On behalf of Bridget Hasson, Rita Greene filed a petition seeking an accounting of Ms. Bransfield’s actions as agent, and to remove Ms. Bransfield as agent. Ms. Greene alleged that she had been appointed by Bridget as agent under a durable power of attorney. Ms. Bransfield objected to the petition to remove her as agent, arguing that Ms. Greene had an adverse interest to Bridget, and that Bridget was legally incompetent to appoint Ms. Greene as agent.
The court noted that it was necessary, at a minimum, to show the incompetency of a principal by showing that he or she did not understand: the authority given, the assets that would be subject to that authority, and the plain language of the notice of power of attorney.
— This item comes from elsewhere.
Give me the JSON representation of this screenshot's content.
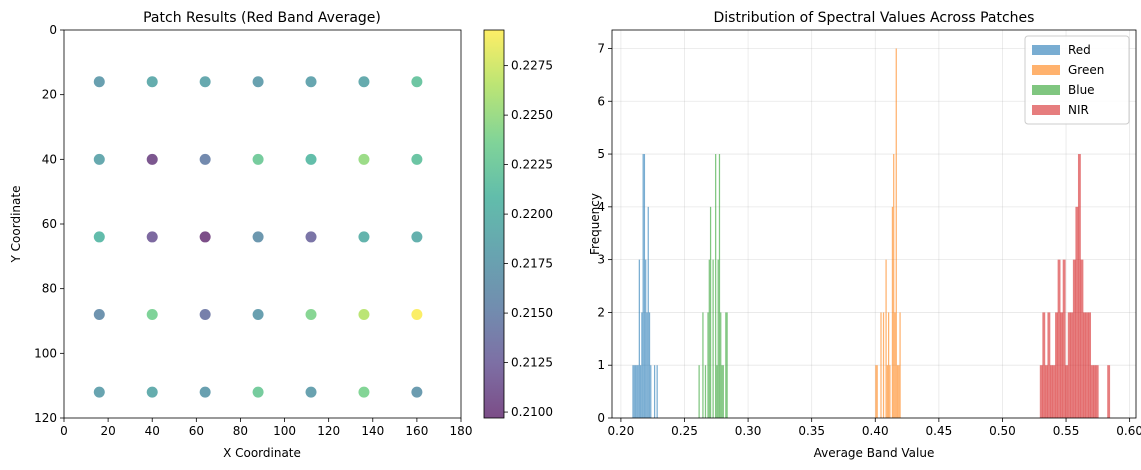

The court found from the testimony of Ms. Bransfield, Ms. Greene, Bridget’s niece Margaret Thompson, and stipulated reports from Dr. T. Flynn, a psychiatrist specializing in geriatric disorders, that by the time Bridget appointed Ms. Bransfield her agent, she had already begun to have difficulty in managing her financial affairs, difficulties that worsened in the succeeding years, that by the time Bridget was interviewed by Dr. Flynn, he found that she had little grasp of how much money she had.
The court also found that, according to Ms. Greene’s testimony, by the time she was purportedly appointed agent, neither she nor Bridget could fully understand the extent of Bridget’s finances. Additionally, the court noted that Ms. Greene had previously voluntarily testified against Bridget in her lawsuit to recover on a promissory note. Conversely, the court found that Ms. Bransfield had full understanding of and complete records for Bridget’s finances.
Accordingly, the court found that it could not validate Ms. Greene’s power of attorney on the basis that neither she nor Bridget had a basic understanding of Bridget’s finances. The court also could not confirm Ms. Bransfield’s accounting, in order to preserve the right for someone with standing, which Ms. Greene lacked.